Key rotation is a crucial aspect of cryptographic key management, typically handled at the KMS level. While the interceptor does not directly manage key rotation, it transitions to using new keys for encryption and decryption when a key is rotated within the KMS, ensuring continued security without manual intervention.

However, if the KEK in the KMS is rotated, the interceptor might continue using an older DEK version if it is still cached. To ensure the interceptor uses the latest KEK version, you can configure a shorter Time to Live (TTL) for the cache. Be aware that this may result in more frequent KMS calls, which could impact performance.

Is the KMS called on a per-message basis?

The interceptor's interaction with the KMS depends on its configuration:

  • With Key Caching Enabled: If the interceptor is configured to cache keys, it will only query the KMS when a key is not found in the cache. This reduces the frequency of KMS calls and can improve performance.

  • Without Key Caching: If key caching is not enabled, the interceptor will query the KMS on a per-message basis, ensuring that it always uses the most current key.

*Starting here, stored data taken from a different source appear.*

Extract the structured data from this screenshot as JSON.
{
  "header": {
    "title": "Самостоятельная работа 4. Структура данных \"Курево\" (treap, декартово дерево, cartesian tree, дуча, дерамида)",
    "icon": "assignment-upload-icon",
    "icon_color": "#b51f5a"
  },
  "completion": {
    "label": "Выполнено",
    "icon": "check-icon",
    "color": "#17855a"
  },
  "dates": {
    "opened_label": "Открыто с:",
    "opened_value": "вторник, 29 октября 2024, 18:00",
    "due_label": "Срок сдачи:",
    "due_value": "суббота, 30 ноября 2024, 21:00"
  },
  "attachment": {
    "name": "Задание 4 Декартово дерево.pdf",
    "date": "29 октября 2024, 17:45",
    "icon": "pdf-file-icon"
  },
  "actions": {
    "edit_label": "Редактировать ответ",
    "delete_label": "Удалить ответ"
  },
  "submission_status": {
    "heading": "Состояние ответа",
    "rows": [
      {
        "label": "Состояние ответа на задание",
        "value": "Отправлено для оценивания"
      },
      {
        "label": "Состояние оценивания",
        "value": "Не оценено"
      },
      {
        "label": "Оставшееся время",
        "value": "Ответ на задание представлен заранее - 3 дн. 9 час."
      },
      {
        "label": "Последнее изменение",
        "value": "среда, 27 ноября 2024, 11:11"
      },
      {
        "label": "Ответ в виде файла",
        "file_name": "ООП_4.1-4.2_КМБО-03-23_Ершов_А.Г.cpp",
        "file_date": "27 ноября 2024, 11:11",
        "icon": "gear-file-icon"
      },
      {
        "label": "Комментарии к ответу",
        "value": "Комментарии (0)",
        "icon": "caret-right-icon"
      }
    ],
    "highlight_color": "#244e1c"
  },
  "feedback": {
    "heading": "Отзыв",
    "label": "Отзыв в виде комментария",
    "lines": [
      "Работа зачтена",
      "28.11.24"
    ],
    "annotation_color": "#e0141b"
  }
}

For more information, refer to the Key Management section.

What happens if the interceptor is unable to encrypt the message?

If the interceptor fails to encrypt a message, it will generate an error (1) for the client, (2) in the Gateway container logs, and (3) in the Gateway audit log topic, preventing the message from being sent to its destination. This safeguard ensures that sensitive data is always securely encrypted before sending to backing Kafka.

What happens if the interceptor is unable to decrypt the message?

If the interceptor is unable to decrypt a message, the encrypted message will be returned to the client. This ensures that sensitive data remains protected and is not exposed to unauthorized third parties.

When does the Gateway call the KMS? Do we store the keys in the interceptor?

The interceptor caches keys in memory, with a configurable time-to-live (TTL) for the cache. If a key is not found in the cache, the interceptor will call the KMS to decrypt and retrieve the key. For further details, refer to the Key Management section.

Can I use encrypted data as the keySecretId?

No, you cannot use encrypted data as the keySecretId, because the value of a field will be replaced with its encrypted value.

What is the difference between the Encryption on Produce and the Encryption on Consume interceptors?

Encryption on Produce Interceptor: This interceptor encrypts data before it is sent to the destination. It ensures that sensitive information is securely encrypted before it leaves your infrastructure and it's sent to the backing Kafka.

Encryption on Consume Interceptor: This interceptor decrypts data before it is accessed by the end-user or application. The raw data is stored in the backing Kafka, but it will be encrypted before it is consumed by end-users or applications.

You can find more details in the Encryption Types section.